Exemple de réponse attendue :L'État social français, aussi appelé État providence, est une forme de solidarité collective car il organise la protection de tous les citoyens contre les grands risques de la vie. Créé en 1945 à la sortie de la Seconde Guerre mondiale, il repose sur le principe de cotisation : chaque travailleur verse une partie de son salaire dans un système commun (la Sécurité sociale), qui redistribue ensuite les ressources à ceux qui en ont besoin. Par exemple, en cas de maladie, la Sécurité sociale rembourse tout ou partie des soins médicaux. En cas de chômage, France Travail verse des allocations permettant de subvenir à ses besoins. Cette solidarité est « collective » car elle est organisée à l'échelle de toute la nation : tout le monde participe et tout le monde peut en bénéficier. Elle est également « organisée » car elle ne dépend pas de la générosité individuelle, mais d'un système permanent garanti par l'État. On parle d'État providence car l'État « pourvoit » aux besoins des citoyens en difficulté, fondant ainsi la fraternité républicaine en actes concrets.
Exercice 5 — Réflexion personnelle (2 points)
Critères d'évaluation (2 points) :
- 1 pt — Prise de position argumentée : l'élève exprime clairement son opinion (oui ou non, avec nuance) et la justifie avec au moins un argument logique et cohérent avec le cours.
- 1 pt — Exemple concret d'engagement personnel : l'élève propose un exemple réaliste d'action solidaire qu'il/elle pourrait mettre en œuvre (bénévolat dans une association, aide aux devoirs, collecte alimentaire au collège, SNU, don de vêtements…).

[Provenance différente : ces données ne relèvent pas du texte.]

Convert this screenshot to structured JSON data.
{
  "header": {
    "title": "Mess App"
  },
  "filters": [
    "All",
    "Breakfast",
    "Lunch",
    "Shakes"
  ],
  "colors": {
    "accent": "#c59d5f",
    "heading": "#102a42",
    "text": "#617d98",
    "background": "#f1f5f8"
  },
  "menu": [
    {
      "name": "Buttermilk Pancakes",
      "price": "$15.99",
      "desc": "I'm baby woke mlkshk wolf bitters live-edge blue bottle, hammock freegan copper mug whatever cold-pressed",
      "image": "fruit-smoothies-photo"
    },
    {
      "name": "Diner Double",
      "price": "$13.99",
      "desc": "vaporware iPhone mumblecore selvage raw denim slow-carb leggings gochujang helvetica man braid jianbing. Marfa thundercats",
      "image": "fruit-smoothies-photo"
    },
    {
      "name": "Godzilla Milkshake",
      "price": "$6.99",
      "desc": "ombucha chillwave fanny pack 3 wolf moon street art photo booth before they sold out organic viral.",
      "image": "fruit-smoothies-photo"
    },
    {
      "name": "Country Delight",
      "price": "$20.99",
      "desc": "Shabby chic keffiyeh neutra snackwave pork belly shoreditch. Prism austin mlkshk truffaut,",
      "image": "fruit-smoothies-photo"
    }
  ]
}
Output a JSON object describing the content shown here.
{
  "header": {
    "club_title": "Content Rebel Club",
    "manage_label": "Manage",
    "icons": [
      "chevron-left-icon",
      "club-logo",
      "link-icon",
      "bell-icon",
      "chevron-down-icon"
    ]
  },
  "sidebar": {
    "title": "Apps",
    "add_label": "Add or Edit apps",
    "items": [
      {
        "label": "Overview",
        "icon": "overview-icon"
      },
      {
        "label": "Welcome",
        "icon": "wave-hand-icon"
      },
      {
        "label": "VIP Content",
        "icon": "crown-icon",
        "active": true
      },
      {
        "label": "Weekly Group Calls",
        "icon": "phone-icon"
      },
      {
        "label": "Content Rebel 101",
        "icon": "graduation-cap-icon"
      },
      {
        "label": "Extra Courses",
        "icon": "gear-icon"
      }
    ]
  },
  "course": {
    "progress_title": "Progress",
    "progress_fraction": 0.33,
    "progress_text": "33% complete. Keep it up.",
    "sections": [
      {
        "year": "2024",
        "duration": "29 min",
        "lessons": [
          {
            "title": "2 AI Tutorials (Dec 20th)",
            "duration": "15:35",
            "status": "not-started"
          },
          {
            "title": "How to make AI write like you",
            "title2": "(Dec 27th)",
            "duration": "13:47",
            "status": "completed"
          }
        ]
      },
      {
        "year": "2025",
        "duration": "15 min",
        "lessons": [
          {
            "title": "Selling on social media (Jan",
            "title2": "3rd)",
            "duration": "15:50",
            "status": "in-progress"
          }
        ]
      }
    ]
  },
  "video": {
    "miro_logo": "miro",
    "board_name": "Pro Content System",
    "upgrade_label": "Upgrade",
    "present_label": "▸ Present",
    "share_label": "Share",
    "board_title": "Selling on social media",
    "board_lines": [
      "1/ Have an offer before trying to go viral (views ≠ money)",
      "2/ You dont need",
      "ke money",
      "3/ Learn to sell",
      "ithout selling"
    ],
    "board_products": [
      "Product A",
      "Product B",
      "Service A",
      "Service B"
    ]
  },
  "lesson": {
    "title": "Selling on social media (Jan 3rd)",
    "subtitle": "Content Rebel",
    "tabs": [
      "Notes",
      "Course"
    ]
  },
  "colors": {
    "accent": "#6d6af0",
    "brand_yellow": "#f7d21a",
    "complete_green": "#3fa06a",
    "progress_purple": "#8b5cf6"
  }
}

Réponse attendue (exemple) :Oui, chaque citoyen a une responsabilité dans la solidarité de la société. La solidarité ne peut pas reposer uniquement sur l'État ou les associations : elle commence par des gestes simples du quotidien. La fraternité, inscrite dans la devise républicaine, rappelle que nous formons tous une même communauté et que nous avons un devoir moral de nous entraider.
À mon niveau, je pourrais par exemple m'engager comme bénévole lors d'une collecte alimentaire organisée par les Restos du Cœur au collège, aider un camarade en difficulté dans ses devoirs, ou donner des vêtements que je n'utilise plus à une association comme Emmaüs. Ces gestes, même petits, contribuent au bien commun et font de moi un citoyen actif.
Note : toute réponse cohérente, bien argumentée, avec un exemple personnel concret, est acceptable. L'important est que l'élève montre qu'il comprend la notion de responsabilité citoyenne et peut l'appliquer à sa propre vie.